Barton meets Ben (Leon M Lion), the aforementioned comic relief; it’s never quite clear why he’s there, other than to be hapless and talk about his sausage. There’s a body (Garry Marsh’s Sheldrake) that turns out not to be dead. Ann Casson (Rose) and her dad Henry Caine (Ackroyd, a policeman) arrive. Entering soon after are thieves Donald Calthrop (Brant), Barry Jones (as Doyle) and Anne Grey (Nora, initially pretending to be deaf-mute, which is just “Why?”) There’s a lot going on, then, but the activity offers little interest and it is, as Truffaut put it, “rather confusing”.

Hitchcock stages an effective and full-on fight between Ackroyd and Sheldrake at one point, with the director delivering so many cuts, you’d almost think he was a proto-Michael Bay. Time Out’s Geoffrey Macnab unfairly derided the grand climax, a bravura display of budget model work involving a bus chasing a train and crashing into a ferry. It may have been cheap, but it’s shot by Hitch for maximum effect, such that the side is only occasionally let down: very unfair to claim “the special effects are so crude that they make the back projection in Marnie look like the last word in verisimilitude”. I can’t say the sequence is ever quite gripping, but it does build up a head of steam, and I was amused by the “Stop by for Dainty Teas” sign seen as the train speeds by.

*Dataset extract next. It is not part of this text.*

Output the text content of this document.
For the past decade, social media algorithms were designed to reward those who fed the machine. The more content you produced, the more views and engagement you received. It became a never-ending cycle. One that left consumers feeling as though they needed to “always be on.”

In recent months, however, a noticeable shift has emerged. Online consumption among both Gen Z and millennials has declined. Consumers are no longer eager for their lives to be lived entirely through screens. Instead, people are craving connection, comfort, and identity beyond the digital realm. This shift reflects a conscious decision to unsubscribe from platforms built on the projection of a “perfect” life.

Number Seventeen’s conclusion bizarrely finds Barton taking Nora to breakfast after calling Doyle’s bluff when he professes to be Detective Barton (“The ironic part of it is, I’m Barton. Hard luck, Henry” he tells Doyle). You have to admire Doyle for being so chipper about being hauled off in irons, though. A contender for the most forgettable Hitchcock talkie.